During her tenure, Hill has attempted to transition the DPL system into the digital age: Just last week she took part in a Library Journal chat about the "The Post Recession Library: Why Technology is No Longer a Luxury," which also featured Syracue University professor R. David Lankes -- the very same prof she tried to introduce to the city council, which ditched out on a Quality of Life Committee meeting to go meet the Dallas Mavericks upon their triumphant return from Miami earlier this summer.
Says Hill, maybe libraries don't need to open early; maybe they don't need to be fully staffed, so long as the information's maintained and made available somehow.
"One of the things I think has been really interesting with this experience is that we're forced to find different ways to provide services," she says. "So, yeah, you can't reach anyone till noon, but we're online and moving toward ebooks and audio books and music you can download. You can still have access to some of our services, and we're becoming more efficient and finding ways for technology to help us. I am of the school of: It's a process, and processes open themselves up to automation, so it makes sense to take the human element out of it. We're turning ourselves in a different direction."
But, wait: Isn't the "human element" what makes libraries go great? Because otherwise, you can just dial up Google Books.
"I agree," she says, explaining that she's referring to the self-checkout stations. "By taking away this whole transaction, we're freeing up the staff so you can have an experience, because you're engaged with a staff person who is skilled and trained. They're not helping you check out. I am trying to get rid of the transaction, the retail experience. And I think there's a chance for it to be better. As we come out of this and get more money and bring back staff, moving in this direction will make for a better customer experience than what we previously had.

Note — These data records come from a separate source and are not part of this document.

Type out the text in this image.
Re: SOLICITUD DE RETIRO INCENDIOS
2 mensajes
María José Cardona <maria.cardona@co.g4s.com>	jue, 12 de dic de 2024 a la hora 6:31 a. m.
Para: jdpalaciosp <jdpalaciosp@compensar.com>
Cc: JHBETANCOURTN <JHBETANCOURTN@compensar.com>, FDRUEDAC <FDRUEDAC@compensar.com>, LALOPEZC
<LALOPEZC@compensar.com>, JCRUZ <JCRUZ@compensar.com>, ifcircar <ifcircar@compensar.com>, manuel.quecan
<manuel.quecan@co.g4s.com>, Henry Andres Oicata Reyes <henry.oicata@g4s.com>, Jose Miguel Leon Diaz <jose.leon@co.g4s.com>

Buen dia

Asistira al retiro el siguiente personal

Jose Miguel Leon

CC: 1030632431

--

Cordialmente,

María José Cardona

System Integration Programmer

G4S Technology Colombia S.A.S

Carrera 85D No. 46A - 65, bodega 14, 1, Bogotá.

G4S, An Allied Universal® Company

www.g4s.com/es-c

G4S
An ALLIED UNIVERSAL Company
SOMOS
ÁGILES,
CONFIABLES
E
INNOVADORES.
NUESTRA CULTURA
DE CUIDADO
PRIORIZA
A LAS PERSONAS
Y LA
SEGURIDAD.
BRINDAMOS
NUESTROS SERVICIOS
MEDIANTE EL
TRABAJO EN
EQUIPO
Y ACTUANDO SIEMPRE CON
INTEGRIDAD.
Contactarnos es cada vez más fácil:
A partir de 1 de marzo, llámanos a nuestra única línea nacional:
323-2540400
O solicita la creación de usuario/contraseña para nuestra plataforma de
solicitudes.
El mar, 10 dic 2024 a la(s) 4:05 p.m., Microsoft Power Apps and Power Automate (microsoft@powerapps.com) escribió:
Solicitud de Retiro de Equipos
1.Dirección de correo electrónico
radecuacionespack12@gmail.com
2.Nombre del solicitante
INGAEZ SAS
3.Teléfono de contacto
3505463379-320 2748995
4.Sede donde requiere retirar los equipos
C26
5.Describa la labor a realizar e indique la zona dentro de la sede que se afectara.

"And you'll still have someone to help check you out. You might have to wait a little bit, but if you're not embracing the self-check that's fine. But then the librarians and associates are on the floor, and we're trying to move away from a reference desk environment. Have you ever been to an Apple store? It's that experience. They can access the same data as they can from their desk with an iTouch. They can help you right where they are."
Fact is, says Hill, the libraries are busier than they've ever been. That's been the case nationwide since The Crash of '09.

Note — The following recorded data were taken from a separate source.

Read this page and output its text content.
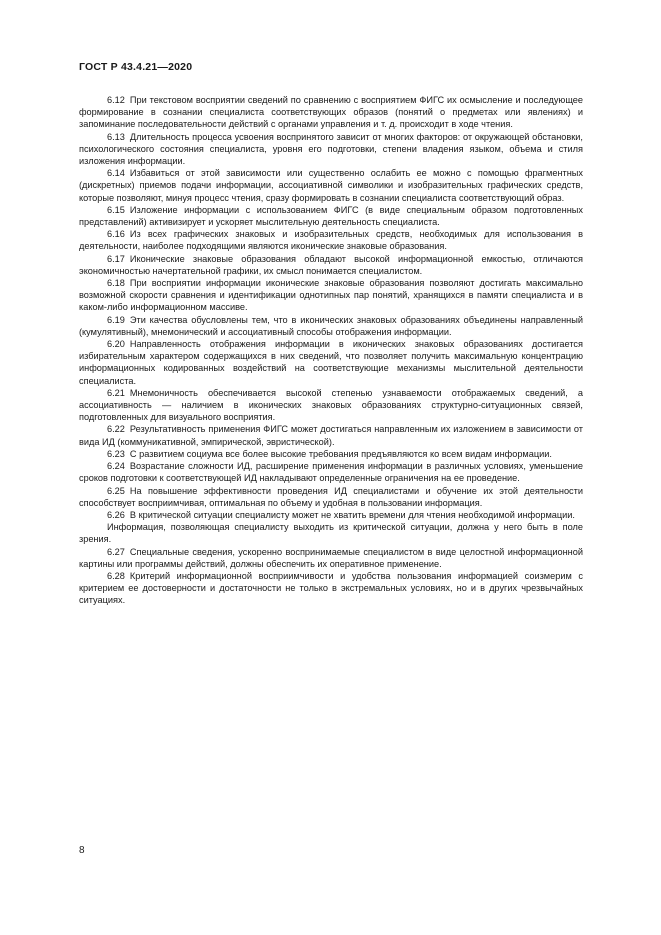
ГОСТ Р 43.4.21—2020

6.12 При текстовом восприятии сведений по сравнению с восприятием ФИГС их осмысление и последующее формирование в сознании специалиста соответствующих образов (понятий о предметах или явлениях) и запоминание последовательности действий с органами управления и т. д. происходит в ходе чтения.

6.13 Длительность процесса усвоения воспринятого зависит от многих факторов: от окружающей обстановки, психологического состояния специалиста, уровня его подготовки, степени владения языком, объема и стиля изложения информации.

6.14 Избавиться от этой зависимости или существенно ослабить ее можно с помощью фрагментных (дискретных) приемов подачи информации, ассоциативной символики и изобразительных графических средств, которые позволяют, минуя процесс чтения, сразу формировать в сознании специалиста соответствующий образ.

6.15 Изложение информации с использованием ФИГС (в виде специальным образом подготовленных представлений) активизирует и ускоряет мыслительную деятельность специалиста.

6.16 Из всех графических знаковых и изобразительных средств, необходимых для использования в деятельности, наиболее подходящими являются иконические знаковые образования.

6.17 Иконические знаковые образования обладают высокой информационной емкостью, отличаются экономичностью начертательной графики, их смысл понимается специалистом.

6.18 При восприятии информации иконические знаковые образования позволяют достигать максимально возможной скорости сравнения и идентификации однотипных пар понятий, хранящихся в памяти специалиста и в каком-либо информационном массиве.

6.19 Эти качества обусловлены тем, что в иконических знаковых образованиях объединены направленный (кумулятивный), мнемонический и ассоциативный способы отображения информации.

6.20 Направленность отображения информации в иконических знаковых образованиях достигается избирательным характером содержащихся в них сведений, что позволяет получить максимальную концентрацию информационных кодированных воздействий на соответствующие механизмы мыслительной деятельности специалиста.

6.21 Мнемоничность обеспечивается высокой степенью узнаваемости отображаемых сведений, а ассоциативность — наличием в иконических знаковых образованиях структурно-ситуационных связей, подготовленных для визуального восприятия.

6.22 Результативность применения ФИГС может достигаться направленным их изложением в зависимости от вида ИД (коммуникативной, эмпирической, эвристической).

6.23 С развитием социума все более высокие требования предъявляются ко всем видам информации.

6.24 Возрастание сложности ИД, расширение применения информации в различных условиях, уменьшение сроков подготовки к соответствующей ИД накладывают определенные ограничения на ее проведение.

6.25 На повышение эффективности проведения ИД специалистами и обучение их этой деятельности способствует восприимчивая, оптимальная по объему и удобная в пользовании информация.

6.26 В критической ситуации специалисту может не хватить времени для чтения необходимой информации.

Информация, позволяющая специалисту выходить из критической ситуации, должна у него быть в поле зрения.

6.27 Специальные сведения, ускоренно воспринимаемые специалистом в виде целостной информационной картины или программы действий, должны обеспечить их оперативное применение.

6.28 Критерий информационной восприимчивости и удобства пользования информацией соизмерим с критерием ее достоверности и достаточности не только в экстремальных условиях, но и в других чрезвычайных ситуациях.

8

"Our material check-out is increasing, and program attendance is increasing," she says. "We're not going anywhere. What other business has been around since the Library of Alexandria? The reason we have this staying power is our services don't change, but we change how we deliver them. You want audio cassette? CD? Download? We're in."
We talked for a long time about a lot of things. I told her, for instance, how frustrating it is that you can't access the Texas/Dallas History & Archives Division most of the time -- and how annoying it is that cool things like manuscript collection finding guides tease things you can't actually see without going downtown to a floor that's usually closed anyway. Like, I'd love to read the newly cataloged Margo Jones letters ...
"I know," she says. "I am dying to get the entire Dallas history collection digitized. We've already started working with the University of North Texas and The Portal to Texas History. I have some really good friends who are part of that project. What's beautiful about that portal is it's findable through Google, which means anyone all over the world can hit our stuff. So I wanna do more of that -- opening our stuff to the world. But that Margo Jones thing makes me nuts. That needs to be a link. To be really dramatic, it makes me salivate the stuff that's up there we could show the world 24/7.
"But I will do whatever needs to be done to make this good, positive and work. Looking for new funding sources? Sure. We're doing that all the time. We have our partnership with Atmos and AT&T. The times are different. You do what you gotta do to keep it going, man."